Repeat steps 2-5 until only senators from one party remain. The winning party is the one whose senators are the last ones standing.

Code Implementation

def dota2_senate(senate):
    senators_active = [True] * len(senate)
    radiant_bans = 0
    dire_bans = 0

    while True:
        for i in range(len(senate)): 
            if senators_active[i]:
                if senate[i] == 'R':
                    if radiant_bans > 0:
                        radiant_bans -= 1
                        senators_active[i] = False
                    else:
                        dire_bans += 1

                else:
                    if dire_bans > 0:
                        dire_bans -= 1
                        senators_active[i] = False
                    else:
                        radiant_bans += 1
        
        # Check if only one party remains
        radiant_present = False
        dire_present = False
        for i in range(len(senate)): 
            if senators_active[i]:
                if senate[i] == 'R':
                    radiant_present = True
                else:
                    dire_present = True

        if not dire_present:
            return "Radiant"
        if not radiant_present:
            return "Dire"

Big(O) Analysis

Time Complexity

O(n^2) – The algorithm iterates through the senators in rounds until only one party remains. In the worst case, each senator might need to ban another senator from the opposing party in each round. The outer loop iterates through the senators potentially multiple times, and in each iteration, it searches for a senator from the opposing party to ban. This inner search can take O(n) time in the worst case for each senator in the outer loop.
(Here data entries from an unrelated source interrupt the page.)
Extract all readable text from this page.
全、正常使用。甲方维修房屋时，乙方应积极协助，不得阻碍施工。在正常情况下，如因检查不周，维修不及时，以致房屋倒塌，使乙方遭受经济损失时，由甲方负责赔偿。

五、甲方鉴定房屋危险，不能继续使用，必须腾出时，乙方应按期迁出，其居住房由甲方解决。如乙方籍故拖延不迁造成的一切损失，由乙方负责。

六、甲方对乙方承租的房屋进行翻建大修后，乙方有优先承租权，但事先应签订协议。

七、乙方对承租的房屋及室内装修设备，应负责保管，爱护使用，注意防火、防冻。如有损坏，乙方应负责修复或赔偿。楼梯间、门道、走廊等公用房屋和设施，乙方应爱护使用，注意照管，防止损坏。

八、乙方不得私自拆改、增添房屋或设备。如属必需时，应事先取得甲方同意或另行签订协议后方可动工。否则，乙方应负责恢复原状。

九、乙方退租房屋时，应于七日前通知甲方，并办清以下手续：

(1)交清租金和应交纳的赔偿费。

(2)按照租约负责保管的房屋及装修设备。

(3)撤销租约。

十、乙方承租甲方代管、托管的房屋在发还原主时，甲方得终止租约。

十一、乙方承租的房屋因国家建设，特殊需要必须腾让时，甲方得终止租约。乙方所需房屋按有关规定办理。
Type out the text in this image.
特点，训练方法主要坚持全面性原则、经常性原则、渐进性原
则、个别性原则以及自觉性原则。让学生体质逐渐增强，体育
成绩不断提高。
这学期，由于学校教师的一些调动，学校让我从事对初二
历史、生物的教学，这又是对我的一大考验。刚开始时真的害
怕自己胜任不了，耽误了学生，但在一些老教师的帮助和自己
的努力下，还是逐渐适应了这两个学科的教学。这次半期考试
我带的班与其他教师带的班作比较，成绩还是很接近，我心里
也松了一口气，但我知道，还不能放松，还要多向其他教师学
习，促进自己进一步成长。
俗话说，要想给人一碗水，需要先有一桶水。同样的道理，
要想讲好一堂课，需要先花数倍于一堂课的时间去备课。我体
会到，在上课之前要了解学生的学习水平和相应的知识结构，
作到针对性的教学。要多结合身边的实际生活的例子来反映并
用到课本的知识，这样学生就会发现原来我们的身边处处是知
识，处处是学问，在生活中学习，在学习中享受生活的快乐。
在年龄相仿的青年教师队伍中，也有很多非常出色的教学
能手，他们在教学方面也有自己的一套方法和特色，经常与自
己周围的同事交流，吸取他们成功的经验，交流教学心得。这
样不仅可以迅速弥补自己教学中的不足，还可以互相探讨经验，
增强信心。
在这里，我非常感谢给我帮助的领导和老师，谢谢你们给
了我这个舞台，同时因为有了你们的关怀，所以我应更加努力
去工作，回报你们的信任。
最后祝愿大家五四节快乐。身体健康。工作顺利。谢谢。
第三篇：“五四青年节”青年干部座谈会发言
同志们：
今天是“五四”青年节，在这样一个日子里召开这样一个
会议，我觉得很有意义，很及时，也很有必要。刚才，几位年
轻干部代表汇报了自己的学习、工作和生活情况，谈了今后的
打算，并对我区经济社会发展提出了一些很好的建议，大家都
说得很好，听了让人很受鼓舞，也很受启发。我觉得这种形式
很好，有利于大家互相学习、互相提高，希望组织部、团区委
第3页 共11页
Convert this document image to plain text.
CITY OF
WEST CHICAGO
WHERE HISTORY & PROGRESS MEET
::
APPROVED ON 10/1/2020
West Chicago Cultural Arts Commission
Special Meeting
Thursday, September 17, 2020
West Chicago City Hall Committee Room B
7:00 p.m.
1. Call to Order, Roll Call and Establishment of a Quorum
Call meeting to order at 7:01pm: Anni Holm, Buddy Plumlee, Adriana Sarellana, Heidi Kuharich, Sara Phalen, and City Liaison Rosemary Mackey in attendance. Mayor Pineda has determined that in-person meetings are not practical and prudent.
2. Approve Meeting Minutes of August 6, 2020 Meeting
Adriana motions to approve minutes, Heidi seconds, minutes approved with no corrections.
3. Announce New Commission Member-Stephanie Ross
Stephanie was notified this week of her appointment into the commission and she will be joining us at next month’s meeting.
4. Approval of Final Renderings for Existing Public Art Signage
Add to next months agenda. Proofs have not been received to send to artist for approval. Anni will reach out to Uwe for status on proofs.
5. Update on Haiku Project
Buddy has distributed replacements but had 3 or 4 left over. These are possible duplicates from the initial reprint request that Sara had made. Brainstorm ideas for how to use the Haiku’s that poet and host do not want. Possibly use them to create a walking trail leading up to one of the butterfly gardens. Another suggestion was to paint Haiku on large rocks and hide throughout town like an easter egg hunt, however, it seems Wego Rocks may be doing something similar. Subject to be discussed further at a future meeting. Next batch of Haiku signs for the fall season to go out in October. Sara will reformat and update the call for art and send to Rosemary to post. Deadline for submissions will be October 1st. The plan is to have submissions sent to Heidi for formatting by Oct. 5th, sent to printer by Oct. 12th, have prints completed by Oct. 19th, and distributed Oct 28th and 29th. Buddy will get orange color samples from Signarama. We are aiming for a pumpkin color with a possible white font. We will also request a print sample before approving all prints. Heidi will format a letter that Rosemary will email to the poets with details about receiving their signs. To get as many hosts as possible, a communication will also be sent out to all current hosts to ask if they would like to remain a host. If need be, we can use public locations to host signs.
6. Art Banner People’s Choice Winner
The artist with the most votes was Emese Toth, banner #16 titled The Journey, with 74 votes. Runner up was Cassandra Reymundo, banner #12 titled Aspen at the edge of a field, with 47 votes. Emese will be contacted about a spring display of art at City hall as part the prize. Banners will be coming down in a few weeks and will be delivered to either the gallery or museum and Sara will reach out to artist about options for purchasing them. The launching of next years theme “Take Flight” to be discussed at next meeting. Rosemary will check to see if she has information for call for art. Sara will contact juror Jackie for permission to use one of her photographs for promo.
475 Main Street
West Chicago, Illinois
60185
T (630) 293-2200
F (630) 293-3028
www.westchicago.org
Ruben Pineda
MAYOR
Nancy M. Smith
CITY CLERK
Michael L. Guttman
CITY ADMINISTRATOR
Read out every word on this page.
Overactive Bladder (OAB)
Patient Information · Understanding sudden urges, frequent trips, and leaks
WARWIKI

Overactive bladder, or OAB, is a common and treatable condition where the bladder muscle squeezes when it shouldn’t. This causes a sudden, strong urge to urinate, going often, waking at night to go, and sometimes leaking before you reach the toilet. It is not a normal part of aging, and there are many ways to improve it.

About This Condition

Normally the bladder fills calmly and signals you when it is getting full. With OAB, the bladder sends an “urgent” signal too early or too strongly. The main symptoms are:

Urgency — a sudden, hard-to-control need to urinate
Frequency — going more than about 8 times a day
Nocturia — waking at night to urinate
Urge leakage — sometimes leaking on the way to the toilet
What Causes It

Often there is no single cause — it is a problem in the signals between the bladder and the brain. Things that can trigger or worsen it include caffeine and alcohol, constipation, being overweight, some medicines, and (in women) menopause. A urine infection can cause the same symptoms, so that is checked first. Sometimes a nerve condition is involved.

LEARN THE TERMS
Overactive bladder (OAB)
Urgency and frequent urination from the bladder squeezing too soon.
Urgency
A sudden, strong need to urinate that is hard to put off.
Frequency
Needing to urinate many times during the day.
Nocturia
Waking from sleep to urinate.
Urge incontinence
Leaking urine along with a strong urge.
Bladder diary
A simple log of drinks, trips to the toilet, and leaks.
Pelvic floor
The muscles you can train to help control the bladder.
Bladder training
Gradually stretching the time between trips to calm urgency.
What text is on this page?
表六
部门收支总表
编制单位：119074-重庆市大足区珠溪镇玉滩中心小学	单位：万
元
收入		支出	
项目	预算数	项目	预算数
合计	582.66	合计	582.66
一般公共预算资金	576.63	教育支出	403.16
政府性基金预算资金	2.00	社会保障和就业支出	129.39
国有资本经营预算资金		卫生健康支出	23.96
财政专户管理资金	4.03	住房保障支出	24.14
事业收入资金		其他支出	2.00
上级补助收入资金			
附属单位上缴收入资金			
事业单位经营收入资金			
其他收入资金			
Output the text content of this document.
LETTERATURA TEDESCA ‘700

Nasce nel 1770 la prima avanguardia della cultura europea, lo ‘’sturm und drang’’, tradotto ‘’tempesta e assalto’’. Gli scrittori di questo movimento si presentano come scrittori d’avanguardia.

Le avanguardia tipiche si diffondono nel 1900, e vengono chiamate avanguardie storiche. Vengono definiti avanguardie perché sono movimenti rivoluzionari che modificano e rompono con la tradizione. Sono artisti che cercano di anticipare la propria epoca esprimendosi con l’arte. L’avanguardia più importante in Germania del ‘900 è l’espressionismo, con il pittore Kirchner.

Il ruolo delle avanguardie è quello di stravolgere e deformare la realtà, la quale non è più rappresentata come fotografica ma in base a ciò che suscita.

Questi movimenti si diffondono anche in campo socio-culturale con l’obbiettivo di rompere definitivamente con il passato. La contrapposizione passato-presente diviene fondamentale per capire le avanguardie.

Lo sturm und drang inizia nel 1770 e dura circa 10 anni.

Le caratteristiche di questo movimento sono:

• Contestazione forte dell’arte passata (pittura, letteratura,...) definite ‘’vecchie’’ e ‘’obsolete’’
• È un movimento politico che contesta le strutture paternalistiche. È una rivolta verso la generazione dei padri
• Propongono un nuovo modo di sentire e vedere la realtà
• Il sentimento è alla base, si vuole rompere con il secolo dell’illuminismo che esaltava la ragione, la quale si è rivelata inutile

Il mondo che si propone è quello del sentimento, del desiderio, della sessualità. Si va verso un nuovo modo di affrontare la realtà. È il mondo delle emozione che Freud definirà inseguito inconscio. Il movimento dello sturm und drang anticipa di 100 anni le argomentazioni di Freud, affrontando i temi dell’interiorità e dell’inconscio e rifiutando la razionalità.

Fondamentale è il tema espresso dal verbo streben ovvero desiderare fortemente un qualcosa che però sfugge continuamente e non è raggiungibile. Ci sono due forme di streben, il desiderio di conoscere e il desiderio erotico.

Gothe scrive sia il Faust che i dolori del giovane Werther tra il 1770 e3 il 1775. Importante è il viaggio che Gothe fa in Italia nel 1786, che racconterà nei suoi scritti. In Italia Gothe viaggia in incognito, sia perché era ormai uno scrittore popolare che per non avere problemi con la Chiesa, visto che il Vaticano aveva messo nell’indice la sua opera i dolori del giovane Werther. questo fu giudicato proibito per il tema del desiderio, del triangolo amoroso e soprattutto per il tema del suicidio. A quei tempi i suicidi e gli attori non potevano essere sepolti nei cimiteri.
Thus, the worst case scenario involves approximately n iterations of the senate, and each iteration does potentially O(n) work checking each senator, leading to O(n*n) complexity. Therefore the overall time complexity is O(n^2).

Space Complexity

O(N) – The algorithm keeps track of active senators. This could be done implicitly (by modifying the input string directly) or explicitly, for example, using an array or set of size N, where N is the number of senators. We also need to keep track of the number of bans each party has available, which uses constant space. However, the dominant space usage is tracking the active senators, which requires space proportional to the input size N. Therefore, the space complexity is O(N).

Edge Cases

Case	How to Handle
Empty senate string	Return an appropriate message (e.g., 'No senator to ban') or throw an exception, indicating invalid input.
Senate string with only one senator (e.g., 'R' or 'D')	Return the single senator's party as the winner immediately, as banning is impossible.
Senate string with all senators from the same party (e.g., 'RRRR' or 'DDDD')	Return the dominant party as the winner directly, since no banning can change the outcome.
Senate string with an equal number of 'R' and 'D' senators (e.g., 'RD' or 'RDRD')	The solution must correctly handle the banning process and determine the winner based on the banning order, typically the senate string order.
Large senate string exceeding reasonable memory limits	The solution should ideally be optimized for memory usage, and consider stream processing if input size is truly massive.
String contains characters other than 'R' and 'D'	Either throw an error indicating an invalid input or filter out the invalid characters before processing the senate string.
Order of senators drastically favoring one party initially (e.g., 'RRRRRDD')	The solution must fairly simulate the banning process irrespective of initial senator order to determine the winner correctly.
Alternating sequence of R and D (e.g. 'RDRDRDRD')	The simulation should correctly identify the winner based on the order senators are banned, where the last senator remaining will win.